New studies offer more insight on transmission
Meanwhile, new findings now help shed more light on the transmission of the virus.
One team of researchers found that more than half of Covid-19 cases may have been transmitted by people not showing symptoms. It's a model -- not a real-life study -- but based on data from eight studies done in China, about 59% of all transmission came from people without symptoms, the researchers said.
"Across a range of plausible scenarios, at least 50% of transmission was estimated to have occurred from persons without symptoms," the team wrote in the journal JAMA Network Open.
A separate study found counties where large colleges and universities opened for in-person classes in the fall suffered a significant rise in the incidence of Covid-19.
Within three weeks of colleges or universities opening to in-person instruction, counties that were home to these institutions "experienced a 56% increase in incidence," CDC-led researchers wrote in the agency's weekly report.
Meanwhile, incidence decreased by 5.9% in counties without large universities and by 17.9% in those with universities that held remote classes, they found.
Throughout the course of the pandemic, many universities struggled in their response to the virus, some opting to begin the fall semester with in-person classes and converting to remote after a rise in infections, while others attempted to control spread of the virus by prohibiting events like parties and student gatherings.

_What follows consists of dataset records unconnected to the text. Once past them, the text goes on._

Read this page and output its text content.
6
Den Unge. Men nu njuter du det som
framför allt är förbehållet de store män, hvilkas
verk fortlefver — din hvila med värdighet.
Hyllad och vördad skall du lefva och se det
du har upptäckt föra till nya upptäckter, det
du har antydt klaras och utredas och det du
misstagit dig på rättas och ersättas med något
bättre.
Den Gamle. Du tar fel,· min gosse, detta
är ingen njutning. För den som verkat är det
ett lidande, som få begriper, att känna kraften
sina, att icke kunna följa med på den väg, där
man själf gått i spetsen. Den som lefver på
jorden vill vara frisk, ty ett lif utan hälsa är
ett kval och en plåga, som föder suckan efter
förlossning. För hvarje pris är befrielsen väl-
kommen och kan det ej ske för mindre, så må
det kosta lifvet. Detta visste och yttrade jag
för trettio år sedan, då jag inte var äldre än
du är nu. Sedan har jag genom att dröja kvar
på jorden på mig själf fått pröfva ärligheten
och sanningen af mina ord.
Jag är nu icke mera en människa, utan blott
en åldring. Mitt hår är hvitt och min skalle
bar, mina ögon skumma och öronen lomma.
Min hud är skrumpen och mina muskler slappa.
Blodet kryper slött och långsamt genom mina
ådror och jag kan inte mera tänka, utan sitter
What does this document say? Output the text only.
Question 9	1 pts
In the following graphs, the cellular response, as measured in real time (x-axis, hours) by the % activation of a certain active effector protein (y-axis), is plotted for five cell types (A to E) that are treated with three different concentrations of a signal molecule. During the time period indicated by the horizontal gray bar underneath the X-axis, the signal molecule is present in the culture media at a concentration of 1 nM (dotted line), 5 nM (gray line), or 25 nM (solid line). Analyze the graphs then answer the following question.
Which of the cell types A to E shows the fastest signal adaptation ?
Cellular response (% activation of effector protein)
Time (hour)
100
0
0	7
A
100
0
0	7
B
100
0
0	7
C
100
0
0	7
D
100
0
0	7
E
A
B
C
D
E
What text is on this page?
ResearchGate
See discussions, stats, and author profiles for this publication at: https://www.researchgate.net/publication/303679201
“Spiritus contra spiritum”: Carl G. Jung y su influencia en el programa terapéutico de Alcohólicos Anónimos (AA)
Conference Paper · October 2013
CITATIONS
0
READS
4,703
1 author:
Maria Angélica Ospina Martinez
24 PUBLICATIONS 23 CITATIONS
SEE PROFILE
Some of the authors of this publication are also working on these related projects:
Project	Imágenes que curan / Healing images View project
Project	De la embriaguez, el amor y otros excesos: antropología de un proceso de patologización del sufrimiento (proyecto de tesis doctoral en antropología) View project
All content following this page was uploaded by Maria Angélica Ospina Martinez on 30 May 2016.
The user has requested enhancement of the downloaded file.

In Arkansas, fraternity and sorority gatherings and activities were linked to hundreds of Covid-19 cases at a university, a new report found.
The study, published in the CDC's Morbidity and Mortality Weekly Report, described more than 960 confirmed and probable cases at an unnamed university in the state -- 97% of which were in people aged 18 to 24.
Researchers from the state's health department and the CDC said 54 gatherings were linked to cases at the university and more than 90% of those events involved sororities and fraternities.